Bu amaçla CRM Institute olarak müşteri ilişkileri yönetimi konusunda araştırmalar yapmak ve doğru bilgilerin yaygınlaşmasını sağlamak konusunda katkı sağlamaya çalışıyoruz.
CRM Institute’e göre “müşteri” kimdir? Dünyada ve Türkiye’de yeni müşteri modelleri konusunda bilgi verebilir misiniz? Bu modellendirmede teknolojinin rolü nedir?
“Yeni müşteri” eskisine oranla daha hür, daha az sadık, daha katılımcı ve daha da talepkar olarak karşımıza çıkıyor. Müşteri “daha zor” olmaya başlayınca dolayısıyla şirketlerin işi daha da zorlaşmaya başlıyor. Firmalar artık müşterileri ile ilişkilerini eskiye kıyasla daha planlı, ölçülebilen ve çok daha etkileşimli götürmek zorundalar.
Bununla birlikte müşterilerin ürünlere ulaşabilecekleri kanal sayısı da artmış durumda bulunuyor. Bu kanalların artması sayesinde birincisi; müşterinin hürriyeti artıyor. Aynı ürünü birçok yerden elde edebilme şansına sahip oluyor. Genelde ürünler birbirine benzedikçe, değişikliğin eşik maliyeti düşmeye başlıyor. Son yıllarda teknolojinin önemli ölçüde devreye girmesiyle bu oranda bir düşüş görülüyor. Tüm bunlar müşterinin elde tutulabilmesi için firmaların daha dikkatli davranmasına yol açıyor. Eski kavramlara kıyasla müşterilerin ilerlemesi eskiye oranla çok daha süratli, verimlilik çok daha yüksektir. Bu da kurulacak modellerin çalışmasında hem aşırı dinamizm gerektirmekte hem de çok hızlı yapılanma gereğini ortaya çıkartmaktadır.
CRM Institute’ün müşterileri tarafından en çok talep edilen 2000 yılı seminer, eğitim ve konferans programları konusunda bilgi verebilir misiniz?

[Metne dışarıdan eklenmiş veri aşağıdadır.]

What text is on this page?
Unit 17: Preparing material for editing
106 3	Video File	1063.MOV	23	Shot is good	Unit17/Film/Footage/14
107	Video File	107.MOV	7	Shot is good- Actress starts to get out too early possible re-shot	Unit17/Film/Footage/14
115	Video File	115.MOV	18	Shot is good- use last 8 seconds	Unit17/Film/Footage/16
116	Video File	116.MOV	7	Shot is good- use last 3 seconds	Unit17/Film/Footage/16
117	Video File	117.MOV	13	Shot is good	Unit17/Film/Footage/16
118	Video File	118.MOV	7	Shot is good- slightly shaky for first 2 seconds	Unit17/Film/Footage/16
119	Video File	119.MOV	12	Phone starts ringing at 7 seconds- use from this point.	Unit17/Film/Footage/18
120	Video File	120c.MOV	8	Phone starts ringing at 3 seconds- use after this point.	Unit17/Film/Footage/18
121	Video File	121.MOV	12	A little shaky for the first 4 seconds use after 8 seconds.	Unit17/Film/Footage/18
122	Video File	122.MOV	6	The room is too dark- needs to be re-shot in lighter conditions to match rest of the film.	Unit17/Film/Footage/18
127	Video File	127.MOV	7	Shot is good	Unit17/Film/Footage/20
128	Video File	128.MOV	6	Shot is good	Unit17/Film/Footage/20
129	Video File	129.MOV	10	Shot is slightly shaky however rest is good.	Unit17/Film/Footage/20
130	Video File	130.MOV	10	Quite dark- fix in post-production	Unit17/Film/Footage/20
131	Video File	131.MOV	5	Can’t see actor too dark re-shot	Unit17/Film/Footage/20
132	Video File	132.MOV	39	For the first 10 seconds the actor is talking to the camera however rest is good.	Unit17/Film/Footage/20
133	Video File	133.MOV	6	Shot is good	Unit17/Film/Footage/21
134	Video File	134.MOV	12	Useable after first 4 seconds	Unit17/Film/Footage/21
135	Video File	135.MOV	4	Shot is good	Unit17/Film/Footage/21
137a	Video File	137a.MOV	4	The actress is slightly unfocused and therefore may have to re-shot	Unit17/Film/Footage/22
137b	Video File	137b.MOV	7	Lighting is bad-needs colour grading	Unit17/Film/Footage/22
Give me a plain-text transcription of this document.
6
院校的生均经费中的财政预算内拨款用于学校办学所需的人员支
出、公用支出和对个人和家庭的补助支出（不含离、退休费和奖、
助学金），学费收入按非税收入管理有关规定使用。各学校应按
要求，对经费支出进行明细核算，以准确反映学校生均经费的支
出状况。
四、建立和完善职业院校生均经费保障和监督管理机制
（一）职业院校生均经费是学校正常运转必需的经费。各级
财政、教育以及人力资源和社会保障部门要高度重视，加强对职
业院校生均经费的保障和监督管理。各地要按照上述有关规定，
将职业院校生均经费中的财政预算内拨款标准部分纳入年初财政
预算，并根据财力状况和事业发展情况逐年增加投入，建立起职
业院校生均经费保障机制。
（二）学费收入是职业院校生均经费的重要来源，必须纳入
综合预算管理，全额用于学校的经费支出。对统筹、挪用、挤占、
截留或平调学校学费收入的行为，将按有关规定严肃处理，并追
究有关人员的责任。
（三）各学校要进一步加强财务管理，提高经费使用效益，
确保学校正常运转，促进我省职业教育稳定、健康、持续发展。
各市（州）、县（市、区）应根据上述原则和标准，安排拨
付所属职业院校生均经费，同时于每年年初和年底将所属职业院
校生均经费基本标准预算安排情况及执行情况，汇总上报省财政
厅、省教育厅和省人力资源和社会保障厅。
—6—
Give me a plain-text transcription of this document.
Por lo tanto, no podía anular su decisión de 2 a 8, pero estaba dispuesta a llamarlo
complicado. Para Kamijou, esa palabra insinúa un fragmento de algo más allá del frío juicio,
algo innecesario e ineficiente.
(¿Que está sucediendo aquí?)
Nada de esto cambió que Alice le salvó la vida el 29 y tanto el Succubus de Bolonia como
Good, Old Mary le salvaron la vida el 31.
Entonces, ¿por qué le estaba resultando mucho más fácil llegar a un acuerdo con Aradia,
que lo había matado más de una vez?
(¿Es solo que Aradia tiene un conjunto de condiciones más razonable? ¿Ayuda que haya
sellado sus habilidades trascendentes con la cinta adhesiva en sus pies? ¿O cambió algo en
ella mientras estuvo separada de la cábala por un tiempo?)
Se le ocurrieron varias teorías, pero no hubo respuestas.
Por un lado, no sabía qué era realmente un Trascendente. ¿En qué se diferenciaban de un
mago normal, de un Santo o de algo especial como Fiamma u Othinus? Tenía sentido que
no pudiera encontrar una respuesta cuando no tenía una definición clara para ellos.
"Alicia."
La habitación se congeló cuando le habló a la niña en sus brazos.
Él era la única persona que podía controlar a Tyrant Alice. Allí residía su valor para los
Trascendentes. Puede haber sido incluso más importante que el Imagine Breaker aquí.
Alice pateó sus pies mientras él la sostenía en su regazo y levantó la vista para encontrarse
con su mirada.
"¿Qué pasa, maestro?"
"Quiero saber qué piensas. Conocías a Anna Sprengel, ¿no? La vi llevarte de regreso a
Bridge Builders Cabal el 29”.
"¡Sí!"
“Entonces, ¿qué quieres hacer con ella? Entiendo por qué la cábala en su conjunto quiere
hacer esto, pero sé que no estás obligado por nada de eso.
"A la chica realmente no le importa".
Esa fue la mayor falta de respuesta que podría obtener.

CRM Institute olarak CRM konusunda şu ana kadar yaptığımız projeler ve konferanslar daha çok bilinç oluşturma konusuna yönelik olarak kişileri tatmin etmeyi amaçlayan çalışmalardı. İlk konferansımızı gerçekleştirdikten sonra katılımcılarımızdan iki yönde geridönüm aldık. Kimi katılımcımız konuya adapte olamadıkları, kimileri ise verilen bilgilerin çok kolay olduğu konusunu dile getirdiler. CRM Institute olarak ilk yapmamız gereken çok değişik kesimlerden farklı bakış açılarıyla gelen kişileri ortak tariflerde buluşturmaktı. Diğer seminerlerimizde de bunu uygulamaya başladık. Bundan sonraki adımlarda da insan prosesi ve teknoloji gibi CRM’in ana parçalarını ortaya çıkarttık. Önümüzdeki dönemde ihtisas seminerlerine doğru ilerlemeyi düşünüyoruz. Ayrıca her yıl aynı dönemde tekrarlamayı düşündüğümüz bir CRM Zirvesi yapmayı da istiyoruz. Bu çalışmalar dışında dönem dönem CRM konusunda dünyada kabul görmüş isimleri Türkiye’ye getirmeye devam edeceğiz. Tüm şirketlerin müşterisi bulunuyor. Müşteriden bahsettiğiniz zaman satıştan da bahsetmiş oluyorsunuz. Dolayısıyla satıştan bahsettiğiniz zaman paraya da değinmiş oluyorsunuz. Bu yüzden CRM İnstitute herkesin can damarındaki konuyu ele alıyor.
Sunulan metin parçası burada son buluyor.